Cashiers handle the most money but make the least.

²⁰16
Soon kaleidoscopes will become so popular that people will collide with each other while walking around looking into them. The impact of the collision will be so great that it will create a kaleidoscope of its own.

June 26
²⁰03
The best way to be first in a line is to say "Everybody follow me."

²⁰13
Rock climbers usually get thrown off the stage.
²⁰05
Do what you have to do when you want to do it unless there is a time you have to do it.

²⁰13
Setting short-term goals for yourself can lead to a better life if you're on the right road.

²⁰15
Soon in the US Lays will release crisp flavored potato chips. Nerds who can taste semantics will buy them in droves.

²⁰16
Soon the hole in the top of traffic cones will have free single scoop ice cream cones stored in them during winter, as God intended.

June 27
²⁰05
When people usually lose their eyesight they lose the sight part & not the eyes.

²⁰13
Electricians shouldn't be shocked when they get electrocuted that way it won't hurt.
²⁰13
Due to the current state of American teenagers, when one of them is thinking, everyone thinks that something is wrong with them.

²⁰14
When in a physical altercation with someone who fights dirty you have to fight tooth and nail.

²⁰15
Soon peaches will finally grow mustaches.

²⁰16
Soon heptagons will be replaced with bigons.

June 28
²⁰04
When someone says "It takes time" they are talking about the gigantic clock stealing monster.

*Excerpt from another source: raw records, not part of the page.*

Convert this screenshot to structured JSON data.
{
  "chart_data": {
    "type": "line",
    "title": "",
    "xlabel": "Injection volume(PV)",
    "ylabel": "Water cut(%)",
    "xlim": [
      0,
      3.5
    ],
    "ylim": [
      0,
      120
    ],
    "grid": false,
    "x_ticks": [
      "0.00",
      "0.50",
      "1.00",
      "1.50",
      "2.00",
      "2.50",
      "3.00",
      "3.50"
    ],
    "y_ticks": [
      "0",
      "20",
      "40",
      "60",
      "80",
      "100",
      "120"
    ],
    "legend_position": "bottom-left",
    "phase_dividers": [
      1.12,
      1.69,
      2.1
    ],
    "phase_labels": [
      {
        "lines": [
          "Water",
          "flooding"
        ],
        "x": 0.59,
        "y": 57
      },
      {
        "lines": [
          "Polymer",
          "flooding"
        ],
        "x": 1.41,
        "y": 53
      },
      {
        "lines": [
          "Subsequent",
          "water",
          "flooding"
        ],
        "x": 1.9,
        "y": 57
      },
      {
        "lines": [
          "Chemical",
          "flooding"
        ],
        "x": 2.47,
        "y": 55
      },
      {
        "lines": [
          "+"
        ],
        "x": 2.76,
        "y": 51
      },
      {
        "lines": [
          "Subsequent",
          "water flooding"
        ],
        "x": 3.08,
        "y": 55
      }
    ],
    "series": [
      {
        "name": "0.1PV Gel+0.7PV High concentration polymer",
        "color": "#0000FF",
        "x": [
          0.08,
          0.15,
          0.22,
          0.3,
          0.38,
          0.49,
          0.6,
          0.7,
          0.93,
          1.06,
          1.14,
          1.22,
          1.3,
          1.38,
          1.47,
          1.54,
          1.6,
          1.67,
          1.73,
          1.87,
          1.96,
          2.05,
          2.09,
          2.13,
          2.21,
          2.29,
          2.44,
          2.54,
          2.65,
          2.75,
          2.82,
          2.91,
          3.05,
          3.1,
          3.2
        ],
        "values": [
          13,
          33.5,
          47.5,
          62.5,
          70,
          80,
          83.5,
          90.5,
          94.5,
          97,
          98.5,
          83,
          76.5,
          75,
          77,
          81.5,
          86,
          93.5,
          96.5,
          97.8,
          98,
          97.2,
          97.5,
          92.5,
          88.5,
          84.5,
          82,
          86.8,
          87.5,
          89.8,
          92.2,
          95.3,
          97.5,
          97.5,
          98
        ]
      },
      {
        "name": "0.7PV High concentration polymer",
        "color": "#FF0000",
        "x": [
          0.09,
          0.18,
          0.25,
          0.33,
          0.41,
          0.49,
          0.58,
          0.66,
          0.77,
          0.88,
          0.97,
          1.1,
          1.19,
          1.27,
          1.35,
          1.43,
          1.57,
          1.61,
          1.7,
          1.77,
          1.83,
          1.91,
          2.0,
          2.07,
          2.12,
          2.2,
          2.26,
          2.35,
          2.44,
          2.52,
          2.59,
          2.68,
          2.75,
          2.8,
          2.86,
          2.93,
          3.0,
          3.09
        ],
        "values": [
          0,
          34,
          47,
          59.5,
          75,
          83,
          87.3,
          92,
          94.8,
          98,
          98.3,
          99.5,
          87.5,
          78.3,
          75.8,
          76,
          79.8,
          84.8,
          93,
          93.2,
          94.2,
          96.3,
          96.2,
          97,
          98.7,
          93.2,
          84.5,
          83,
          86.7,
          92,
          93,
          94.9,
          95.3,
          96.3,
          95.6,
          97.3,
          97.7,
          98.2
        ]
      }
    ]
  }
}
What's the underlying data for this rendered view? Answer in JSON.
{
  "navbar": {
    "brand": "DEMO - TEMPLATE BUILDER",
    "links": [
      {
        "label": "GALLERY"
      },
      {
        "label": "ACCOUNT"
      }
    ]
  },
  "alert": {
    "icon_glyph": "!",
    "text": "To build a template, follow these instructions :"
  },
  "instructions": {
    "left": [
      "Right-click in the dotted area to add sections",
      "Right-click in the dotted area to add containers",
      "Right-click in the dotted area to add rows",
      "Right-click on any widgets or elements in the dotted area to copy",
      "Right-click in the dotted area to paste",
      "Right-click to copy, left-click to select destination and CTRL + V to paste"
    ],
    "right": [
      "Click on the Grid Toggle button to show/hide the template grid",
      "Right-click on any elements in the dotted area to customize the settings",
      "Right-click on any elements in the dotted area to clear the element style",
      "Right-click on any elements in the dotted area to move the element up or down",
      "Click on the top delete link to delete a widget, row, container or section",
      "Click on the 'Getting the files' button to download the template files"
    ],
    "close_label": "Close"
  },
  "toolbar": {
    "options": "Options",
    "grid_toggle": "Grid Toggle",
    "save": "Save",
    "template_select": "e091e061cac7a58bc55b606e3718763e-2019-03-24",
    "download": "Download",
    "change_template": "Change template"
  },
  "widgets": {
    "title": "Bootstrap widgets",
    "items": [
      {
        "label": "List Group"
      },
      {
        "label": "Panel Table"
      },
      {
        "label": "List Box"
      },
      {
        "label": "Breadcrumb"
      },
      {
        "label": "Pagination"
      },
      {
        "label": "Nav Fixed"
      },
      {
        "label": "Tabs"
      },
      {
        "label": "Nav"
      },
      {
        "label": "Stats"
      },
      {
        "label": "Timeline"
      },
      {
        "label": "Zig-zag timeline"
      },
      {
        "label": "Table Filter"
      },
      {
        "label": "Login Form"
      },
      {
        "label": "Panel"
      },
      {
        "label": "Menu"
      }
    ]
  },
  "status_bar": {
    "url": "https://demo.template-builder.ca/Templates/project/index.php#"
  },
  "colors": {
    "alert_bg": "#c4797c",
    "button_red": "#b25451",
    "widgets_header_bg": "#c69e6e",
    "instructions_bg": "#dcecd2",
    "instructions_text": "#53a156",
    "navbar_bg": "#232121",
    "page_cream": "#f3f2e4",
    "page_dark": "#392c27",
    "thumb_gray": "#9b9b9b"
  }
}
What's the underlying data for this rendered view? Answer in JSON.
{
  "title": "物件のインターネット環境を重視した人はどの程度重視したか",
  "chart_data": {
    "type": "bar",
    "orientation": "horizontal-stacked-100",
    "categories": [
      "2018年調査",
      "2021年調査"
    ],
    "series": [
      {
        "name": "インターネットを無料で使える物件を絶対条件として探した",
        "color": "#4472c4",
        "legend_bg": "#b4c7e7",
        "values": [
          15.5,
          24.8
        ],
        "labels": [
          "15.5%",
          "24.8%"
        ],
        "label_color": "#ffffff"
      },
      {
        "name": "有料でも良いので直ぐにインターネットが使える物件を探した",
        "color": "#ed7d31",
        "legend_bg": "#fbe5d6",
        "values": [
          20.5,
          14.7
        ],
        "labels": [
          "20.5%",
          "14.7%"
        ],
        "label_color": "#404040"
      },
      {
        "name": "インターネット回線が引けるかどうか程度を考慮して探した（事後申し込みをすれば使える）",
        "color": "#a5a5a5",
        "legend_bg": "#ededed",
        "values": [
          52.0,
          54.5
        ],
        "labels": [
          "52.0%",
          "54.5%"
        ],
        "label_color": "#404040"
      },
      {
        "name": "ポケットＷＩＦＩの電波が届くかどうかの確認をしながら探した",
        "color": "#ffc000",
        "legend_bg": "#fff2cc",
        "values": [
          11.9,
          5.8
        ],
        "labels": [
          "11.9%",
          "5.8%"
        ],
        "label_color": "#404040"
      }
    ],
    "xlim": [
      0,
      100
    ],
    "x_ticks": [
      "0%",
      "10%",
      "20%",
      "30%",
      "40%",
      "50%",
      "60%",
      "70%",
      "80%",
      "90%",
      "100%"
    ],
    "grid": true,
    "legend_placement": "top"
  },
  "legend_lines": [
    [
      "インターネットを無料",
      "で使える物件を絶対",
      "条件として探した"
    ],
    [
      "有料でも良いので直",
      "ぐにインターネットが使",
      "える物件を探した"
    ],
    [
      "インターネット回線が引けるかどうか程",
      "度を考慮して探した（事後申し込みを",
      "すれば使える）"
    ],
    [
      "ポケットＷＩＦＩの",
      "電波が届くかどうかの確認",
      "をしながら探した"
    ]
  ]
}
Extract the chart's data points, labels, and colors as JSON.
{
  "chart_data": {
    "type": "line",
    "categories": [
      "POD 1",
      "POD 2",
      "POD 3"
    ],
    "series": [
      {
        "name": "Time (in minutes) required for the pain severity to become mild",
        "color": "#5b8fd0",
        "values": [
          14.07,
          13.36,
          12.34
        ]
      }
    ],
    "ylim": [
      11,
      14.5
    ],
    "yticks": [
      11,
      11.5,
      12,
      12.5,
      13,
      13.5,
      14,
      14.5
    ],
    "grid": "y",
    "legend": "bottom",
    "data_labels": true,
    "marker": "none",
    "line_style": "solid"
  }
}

However when someone said "It takes time" 50 years ago they were talking about the small clock stealing monster.

²⁰13
The Jolly Green Giant is jolly because he has never had to eat vegetables; he claims, "Eating vegetables would be like cannibalism to me".
²⁰05
The past is our stepping stone to new & wonderful futures.

²⁰13
Everyday is a new day. There are new things to learn and old things to burn.

²⁰15
Soon MMA will inspire other arts to mix together. Tattoo artists will be accompanied by interpretive dancers. Graffiti artists will tag urban locations while jazz bands improv a soundtrack to their work. Poetry will be primarily written during laser shows. Movies will have music & paintings in them.

²⁰16
Soon the ghosts of tacos will haunt your bowels.

June 29
²⁰13
Daydreaming can actually help you concentrate.. on what went horribly wrong.

Rock, Paper, Scissors isn't so good for settling disputes when you use the real rocks, cutting white paper, & extra sharp scissors.
²⁰05
If you lose weight being a loser is good.

²⁰14
You're in trouble when, instead of throwing in the towel, you accidentally throw your hat in the ring.

²⁰15
Soon politically correct terms will be replaced with single syllable terms because most racists will be revealed as lazy rather than prejudice because the number of syllables in political correct terms are higher than those in prejudice terms.

²⁰16
Soon zebras will be arrested for the extinction of unicorns.

June 30
²⁰13
People who get trapped in a maze never seem to say "I'm aMazed!" They should!

²⁰14
Going out on a limb isn't risky if you bring the limb with you & lay it on the ground.

²⁰15
Soon the making of violent video games will come to an end as the human race comes to an end.

²⁰16
Soon after the next major election, riots will become so widespread that people will be willing to loot lutes.
²⁰05
Each day changes things or makes them more the same.